Talking to reporters here after the elections, Dalmiya said, "it was not a debacle for us. One of our genuine voters was asked to sit out while a complete stranger who had nothing to do with cricket was allowed to vote," Dalmiya said.
"The Observer was there to see elections are held properly. But surprisingly, he started giving affiliations," he said.
He also hinted that his group would place their point of view in the Supreme Court when the case would come up for hearing on December 12.
Dalmiya said at best the verdict could have been 16-15 in favour of Pawar.
On whether there was any political pressure in favour of the Pawar group, he said, "I do not want to go into this. But, if a politician contests for a post in a sports body, it is always bound to make some difference. If you want to involve politicians in cricket affairs, then it's better to nationalise BCCI."
However, Dalmiya said he accepted the verdict and extended support for the newly-elected BCCI president.

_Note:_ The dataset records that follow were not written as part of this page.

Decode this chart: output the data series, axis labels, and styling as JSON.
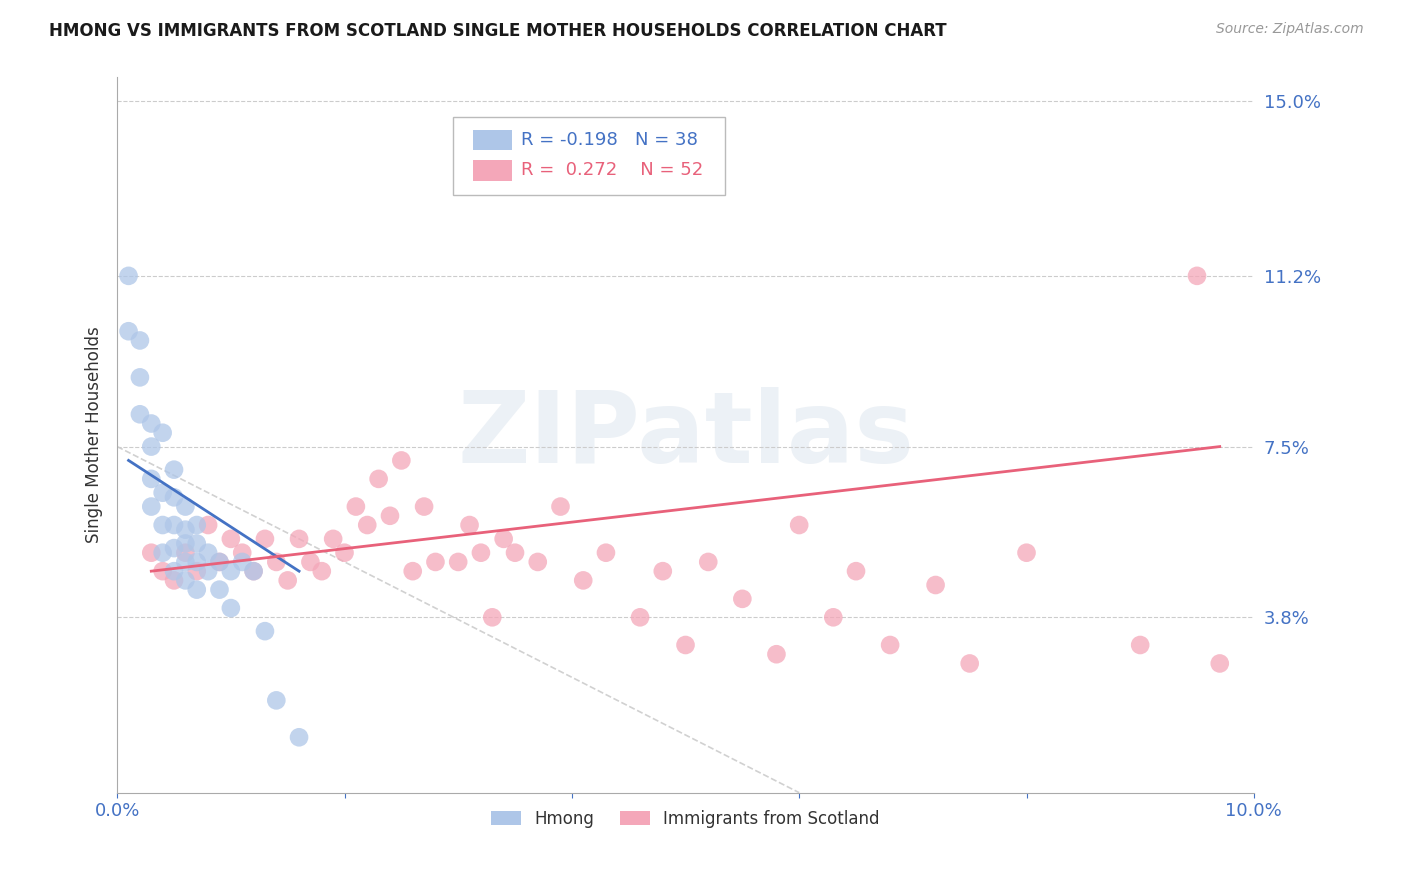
{
  "title": "HMONG VS IMMIGRANTS FROM SCOTLAND SINGLE MOTHER HOUSEHOLDS CORRELATION CHART",
  "source": "Source: ZipAtlas.com",
  "ylabel": "Single Mother Households",
  "xlim": [
    0.0,
    0.1
  ],
  "ylim": [
    0.0,
    0.155
  ],
  "yticks": [
    0.038,
    0.075,
    0.112,
    0.15
  ],
  "ytick_labels": [
    "3.8%",
    "7.5%",
    "11.2%",
    "15.0%"
  ],
  "xticks": [
    0.0,
    0.02,
    0.04,
    0.06,
    0.08,
    0.1
  ],
  "xtick_labels": [
    "0.0%",
    "",
    "",
    "",
    "",
    "10.0%"
  ],
  "legend_R1": "-0.198",
  "legend_N1": "38",
  "legend_R2": "0.272",
  "legend_N2": "52",
  "label1": "Hmong",
  "label2": "Immigrants from Scotland",
  "color1": "#aec6e8",
  "color2": "#f4a7b9",
  "line_color1": "#4472c4",
  "line_color2": "#e8617a",
  "dashed_color": "#cccccc",
  "watermark": "ZIPatlas",
  "title_color": "#1a1a1a",
  "tick_color": "#4472c4",
  "hmong_x": [
    0.001,
    0.001,
    0.002,
    0.002,
    0.002,
    0.003,
    0.003,
    0.003,
    0.003,
    0.004,
    0.004,
    0.004,
    0.004,
    0.005,
    0.005,
    0.005,
    0.005,
    0.005,
    0.006,
    0.006,
    0.006,
    0.006,
    0.006,
    0.007,
    0.007,
    0.007,
    0.007,
    0.008,
    0.008,
    0.009,
    0.009,
    0.01,
    0.01,
    0.011,
    0.012,
    0.013,
    0.014,
    0.016
  ],
  "hmong_y": [
    0.112,
    0.1,
    0.098,
    0.09,
    0.082,
    0.08,
    0.075,
    0.068,
    0.062,
    0.078,
    0.065,
    0.058,
    0.052,
    0.07,
    0.064,
    0.058,
    0.053,
    0.048,
    0.062,
    0.057,
    0.054,
    0.05,
    0.046,
    0.058,
    0.054,
    0.05,
    0.044,
    0.052,
    0.048,
    0.05,
    0.044,
    0.048,
    0.04,
    0.05,
    0.048,
    0.035,
    0.02,
    0.012
  ],
  "scotland_x": [
    0.003,
    0.004,
    0.005,
    0.006,
    0.007,
    0.008,
    0.009,
    0.01,
    0.011,
    0.012,
    0.013,
    0.014,
    0.015,
    0.016,
    0.017,
    0.018,
    0.019,
    0.02,
    0.021,
    0.022,
    0.023,
    0.024,
    0.025,
    0.026,
    0.027,
    0.028,
    0.03,
    0.031,
    0.032,
    0.033,
    0.034,
    0.035,
    0.037,
    0.039,
    0.041,
    0.043,
    0.046,
    0.048,
    0.05,
    0.052,
    0.055,
    0.058,
    0.06,
    0.063,
    0.065,
    0.068,
    0.072,
    0.075,
    0.08,
    0.09,
    0.095,
    0.097
  ],
  "scotland_y": [
    0.052,
    0.048,
    0.046,
    0.052,
    0.048,
    0.058,
    0.05,
    0.055,
    0.052,
    0.048,
    0.055,
    0.05,
    0.046,
    0.055,
    0.05,
    0.048,
    0.055,
    0.052,
    0.062,
    0.058,
    0.068,
    0.06,
    0.072,
    0.048,
    0.062,
    0.05,
    0.05,
    0.058,
    0.052,
    0.038,
    0.055,
    0.052,
    0.05,
    0.062,
    0.046,
    0.052,
    0.038,
    0.048,
    0.032,
    0.05,
    0.042,
    0.03,
    0.058,
    0.038,
    0.048,
    0.032,
    0.045,
    0.028,
    0.052,
    0.032,
    0.112,
    0.028
  ],
  "hmong_line_x": [
    0.001,
    0.016
  ],
  "hmong_line_y": [
    0.072,
    0.048
  ],
  "scotland_line_x": [
    0.003,
    0.097
  ],
  "scotland_line_y": [
    0.048,
    0.075
  ],
  "dash_line_x": [
    0.0,
    0.06
  ],
  "dash_line_y": [
    0.075,
    0.0
  ]
}
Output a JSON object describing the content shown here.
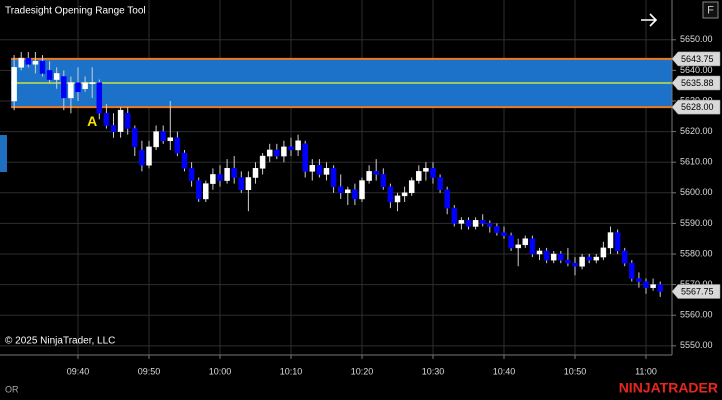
{
  "chart_data": {
    "type": "candlestick",
    "title": "Tradesight Opening Range Tool",
    "categories": [
      "09:31",
      "09:32",
      "09:33",
      "09:34",
      "09:35",
      "09:36",
      "09:37",
      "09:38",
      "09:39",
      "09:40",
      "09:41",
      "09:42",
      "09:43",
      "09:44",
      "09:45",
      "09:46",
      "09:47",
      "09:48",
      "09:49",
      "09:50",
      "09:51",
      "09:52",
      "09:53",
      "09:54",
      "09:55",
      "09:56",
      "09:57",
      "09:58",
      "09:59",
      "10:00",
      "10:01",
      "10:02",
      "10:03",
      "10:04",
      "10:05",
      "10:06",
      "10:07",
      "10:08",
      "10:09",
      "10:10",
      "10:11",
      "10:12",
      "10:13",
      "10:14",
      "10:15",
      "10:16",
      "10:17",
      "10:18",
      "10:19",
      "10:20",
      "10:21",
      "10:22",
      "10:23",
      "10:24",
      "10:25",
      "10:26",
      "10:27",
      "10:28",
      "10:29",
      "10:30",
      "10:31",
      "10:32",
      "10:33",
      "10:34",
      "10:35",
      "10:36",
      "10:37",
      "10:38",
      "10:39",
      "10:40",
      "10:41",
      "10:42",
      "10:43",
      "10:44",
      "10:45",
      "10:46",
      "10:47",
      "10:48",
      "10:49",
      "10:50",
      "10:51",
      "10:52",
      "10:53",
      "10:54",
      "10:55",
      "10:56",
      "10:57",
      "10:58",
      "10:59",
      "11:00",
      "11:01",
      "11:02"
    ],
    "open": [
      5630,
      5641,
      5644,
      5642,
      5643,
      5640,
      5637,
      5638,
      5631,
      5636,
      5634,
      5636,
      5636,
      5626,
      5622,
      5620,
      5626,
      5621,
      5614,
      5609,
      5615,
      5620,
      5617,
      5618,
      5613,
      5608,
      5604,
      5598,
      5603,
      5606,
      5604,
      5608,
      5605,
      5601,
      5605,
      5608,
      5612,
      5614,
      5612,
      5615,
      5614,
      5616,
      5607,
      5609,
      5606,
      5608,
      5602,
      5600,
      5601,
      5598,
      5604,
      5607,
      5606,
      5602,
      5597,
      5599,
      5600,
      5604,
      5607,
      5608,
      5605,
      5601,
      5595,
      5590,
      5591,
      5589,
      5591,
      5590,
      5589,
      5587,
      5586,
      5582,
      5583,
      5585,
      5580,
      5581,
      5578,
      5580,
      5578,
      5577,
      5576,
      5579,
      5578,
      5579,
      5582,
      5587,
      5581,
      5577,
      5572,
      5571,
      5569,
      5570
    ],
    "high": [
      5645,
      5646,
      5646,
      5646,
      5645,
      5643,
      5641,
      5640,
      5638,
      5641,
      5638,
      5641,
      5637,
      5629,
      5626,
      5628,
      5628,
      5622,
      5617,
      5617,
      5622,
      5622,
      5630,
      5620,
      5614,
      5610,
      5605,
      5604,
      5608,
      5609,
      5611,
      5612,
      5607,
      5607,
      5610,
      5613,
      5616,
      5616,
      5617,
      5618,
      5619,
      5617,
      5611,
      5611,
      5610,
      5609,
      5606,
      5602,
      5603,
      5605,
      5609,
      5611,
      5608,
      5603,
      5600,
      5602,
      5605,
      5609,
      5610,
      5610,
      5606,
      5602,
      5596,
      5592,
      5592,
      5592,
      5593,
      5591,
      5590,
      5589,
      5587,
      5585,
      5586,
      5586,
      5582,
      5582,
      5581,
      5581,
      5582,
      5579,
      5580,
      5580,
      5580,
      5584,
      5589,
      5588,
      5582,
      5578,
      5574,
      5572,
      5572,
      5571
    ],
    "low": [
      5627,
      5640,
      5641,
      5639,
      5638,
      5636,
      5634,
      5627,
      5626,
      5630,
      5633,
      5631,
      5624,
      5621,
      5618,
      5618,
      5619,
      5612,
      5607,
      5608,
      5614,
      5616,
      5614,
      5612,
      5607,
      5602,
      5597,
      5597,
      5601,
      5602,
      5603,
      5603,
      5600,
      5594,
      5603,
      5606,
      5610,
      5611,
      5610,
      5612,
      5612,
      5605,
      5604,
      5605,
      5604,
      5600,
      5598,
      5596,
      5596,
      5597,
      5603,
      5604,
      5601,
      5595,
      5594,
      5597,
      5599,
      5603,
      5604,
      5603,
      5600,
      5593,
      5589,
      5588,
      5588,
      5588,
      5589,
      5587,
      5586,
      5585,
      5581,
      5576,
      5582,
      5579,
      5578,
      5577,
      5577,
      5577,
      5576,
      5573,
      5575,
      5577,
      5577,
      5578,
      5580,
      5580,
      5576,
      5571,
      5569,
      5567,
      5568,
      5566
    ],
    "close": [
      5641,
      5644,
      5642,
      5643,
      5639,
      5637,
      5639,
      5631,
      5636,
      5633,
      5636,
      5636,
      5626,
      5622,
      5620,
      5627,
      5621,
      5615,
      5609,
      5615,
      5620,
      5617,
      5618,
      5613,
      5608,
      5604,
      5598,
      5603,
      5606,
      5604,
      5608,
      5605,
      5601,
      5605,
      5608,
      5612,
      5614,
      5612,
      5615,
      5614,
      5617,
      5607,
      5609,
      5606,
      5608,
      5602,
      5600,
      5601,
      5598,
      5604,
      5607,
      5606,
      5602,
      5597,
      5599,
      5600,
      5604,
      5607,
      5608,
      5605,
      5601,
      5595,
      5590,
      5591,
      5589,
      5591,
      5590,
      5589,
      5587,
      5586,
      5582,
      5583,
      5585,
      5580,
      5581,
      5578,
      5580,
      5578,
      5577,
      5576,
      5579,
      5578,
      5579,
      5582,
      5587,
      5581,
      5577,
      5572,
      5571,
      5569,
      5570,
      5567.75
    ],
    "up_color": "#ffffff",
    "down_color": "#0000ff",
    "ylim": [
      5547,
      5663
    ],
    "yticks": [
      {
        "value": 5550,
        "label": "5550.00"
      },
      {
        "value": 5560,
        "label": "5560.00"
      },
      {
        "value": 5570,
        "label": "5570.00"
      },
      {
        "value": 5580,
        "label": "5580.00"
      },
      {
        "value": 5590,
        "label": "5590.00"
      },
      {
        "value": 5600,
        "label": "5600.00"
      },
      {
        "value": 5610,
        "label": "5610.00"
      },
      {
        "value": 5620,
        "label": "5620.00"
      },
      {
        "value": 5630,
        "label": "5630.00"
      },
      {
        "value": 5640,
        "label": "5640.00"
      },
      {
        "value": 5650,
        "label": "5650.00"
      }
    ],
    "xticks": [
      "09:40",
      "09:50",
      "10:00",
      "10:10",
      "10:20",
      "10:30",
      "10:40",
      "10:50",
      "11:00"
    ],
    "grid": true,
    "opening_range": {
      "high": {
        "value": 5643.75,
        "label": "5643.75"
      },
      "mid": {
        "value": 5635.88,
        "label": "5635.88"
      },
      "low": {
        "value": 5628,
        "label": "5628.00"
      },
      "start": "09:31",
      "fill": "#1b72c8",
      "border": "#f07a1e",
      "mid_color": "#c8e23a"
    },
    "annotation": {
      "text": "A",
      "x": "09:42",
      "color": "#f2e400"
    },
    "last_label": "5567.75",
    "copyright": "© 2025 NinjaTrader, LLC",
    "tab": "OR",
    "brand": "NINJATRADER",
    "button": "F"
  }
}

"I accept the verdict. My good wishes are with their team and if they require my support or cooperation in running the affairs of the BCCI, I will always be there," he said.
The Dalmiya-backed outgoing BCCI chief Ranbir Singh Mahendra, who lost to Pawar, also criticised the decision of the Observer in depriving Himachal Pradesh of its vote.
"Everything was working against me. First, I was deprived of my vote. Then Himachal Pradesh was debarred," he said.
On whether some of his supporters went against him, Mahendra said, "Everybody played their part."
He, however, said that he was a happy man at the end of his tenure as the Indian team was playing well during his regime.
"The Indian team is playing well and I am confident the team will continue to perform this way till the 2007 World Cup," he said.